Now, wherever this takes place, wherever man sees these glorious idols
of his worship displayed in their full luster, wherever he sees this fount
of rational and refined enjoyment called into existence, there he recognizes
and adores civilization.
Two elements, then, seem to be comprised
in the great fact that we call civilization--two circumstances are necessary
for its existence; it lives upon two conditions, it reveals itself in two
symptoms: the progress of society, the progress of individuals; or, the
amelioration of the social system, the expansion of the mind and faculties
of man. Wherever the exterior condition of man becomes enlarged, quickened
and improved, wherever the intellectual nature of man distinguishes itself
by its energy, brilliancy and grandeur, wherever these two signs concur,
and they do so often, despite the gravest imperfections in the social system,
there man proclaims and applauds civilization.
Such, if I mistake not, would be the idea
that mankind, in general, would form of civilization after a simple and
rational inquiry into the meaning of the term. This view is confirmed by
History. If we ask of her what has been the character of every great crisis
favorable to civilization, if we examine those great events which have
carried it forward, we shall always find one or another of the two elements
that I have just described. There have always been epochs of individual
or social improvement when events have either wrought a change in individual
man, his opinions and his manners or in his exterior condition and situation
as regards his relationship with his fellow men. For example, Christianity--I
allude not merely to the first moment of its appearance but to the first
centuries of its existence--Christianity was in no way addressed to the
social condition of man. It distinctly disclaimed all interference with
it. It commanded the slave to obey his master. It attacked none of the
great evils, none of the gross acts of injustice by which the social system
of that day was disfigured. Yet who cannot acknowledge that Christianity has
been one of the greatest promoters of civilization? And why? Because it
has changed the interior condition of man, his opinions, his sentiments
and because it has regenerated his moral and intellectual character.
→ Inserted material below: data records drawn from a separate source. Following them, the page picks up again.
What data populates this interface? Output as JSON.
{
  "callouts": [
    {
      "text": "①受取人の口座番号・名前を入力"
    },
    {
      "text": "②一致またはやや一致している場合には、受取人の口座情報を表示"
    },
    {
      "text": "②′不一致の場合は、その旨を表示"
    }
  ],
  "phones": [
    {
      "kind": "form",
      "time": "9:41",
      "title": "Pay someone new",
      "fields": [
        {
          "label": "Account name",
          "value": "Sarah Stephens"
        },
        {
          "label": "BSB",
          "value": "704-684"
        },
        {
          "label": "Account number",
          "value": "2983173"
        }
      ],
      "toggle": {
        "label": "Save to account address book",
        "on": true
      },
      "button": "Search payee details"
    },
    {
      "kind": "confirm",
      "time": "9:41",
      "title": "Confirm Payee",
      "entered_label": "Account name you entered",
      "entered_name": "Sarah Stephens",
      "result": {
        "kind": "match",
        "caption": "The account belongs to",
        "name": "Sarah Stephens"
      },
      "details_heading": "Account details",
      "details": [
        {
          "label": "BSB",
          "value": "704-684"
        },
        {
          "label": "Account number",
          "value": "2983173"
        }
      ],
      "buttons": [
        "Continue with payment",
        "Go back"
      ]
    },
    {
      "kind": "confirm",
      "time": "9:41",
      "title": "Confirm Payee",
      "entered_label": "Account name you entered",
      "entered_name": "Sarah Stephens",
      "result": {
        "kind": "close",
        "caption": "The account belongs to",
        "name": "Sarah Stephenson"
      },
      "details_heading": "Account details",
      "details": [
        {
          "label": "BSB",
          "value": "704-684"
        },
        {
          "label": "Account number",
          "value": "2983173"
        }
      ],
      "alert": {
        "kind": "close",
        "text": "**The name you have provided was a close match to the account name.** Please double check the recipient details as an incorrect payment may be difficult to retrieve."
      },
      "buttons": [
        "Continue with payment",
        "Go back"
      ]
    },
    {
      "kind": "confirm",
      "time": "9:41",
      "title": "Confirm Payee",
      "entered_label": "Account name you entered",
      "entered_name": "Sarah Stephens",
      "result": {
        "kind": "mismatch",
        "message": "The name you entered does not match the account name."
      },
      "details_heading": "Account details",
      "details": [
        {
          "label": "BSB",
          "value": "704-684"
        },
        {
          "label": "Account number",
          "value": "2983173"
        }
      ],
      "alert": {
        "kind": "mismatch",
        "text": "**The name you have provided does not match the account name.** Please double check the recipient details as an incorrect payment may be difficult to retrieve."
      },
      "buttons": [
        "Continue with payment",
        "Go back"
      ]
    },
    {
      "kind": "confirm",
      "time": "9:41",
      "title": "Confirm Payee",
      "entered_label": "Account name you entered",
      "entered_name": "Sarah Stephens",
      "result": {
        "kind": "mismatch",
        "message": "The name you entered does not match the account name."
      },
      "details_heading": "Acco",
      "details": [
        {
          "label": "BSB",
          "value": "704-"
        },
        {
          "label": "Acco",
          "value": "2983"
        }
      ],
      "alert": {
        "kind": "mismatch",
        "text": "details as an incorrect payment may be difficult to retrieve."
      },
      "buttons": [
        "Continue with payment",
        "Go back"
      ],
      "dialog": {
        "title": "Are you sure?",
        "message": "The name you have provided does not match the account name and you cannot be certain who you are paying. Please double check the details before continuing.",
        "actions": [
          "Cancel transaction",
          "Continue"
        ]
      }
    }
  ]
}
We have seen a crisis of an opposite nature,
a crisis affecting not the intellectual but the outward condition of man,
which has changed and regenerated society. This is also, rest assured,
a decisive crisis of civilization. If we search through history, we shall
everywhere find the same result. We shall meet with no important event
that had a direct influence in the advancement of civilization that had
not exercised it in one of the two ways I have just mentioned.
I hope that I have given you a clear
idea of the two elements of which civilization is composed.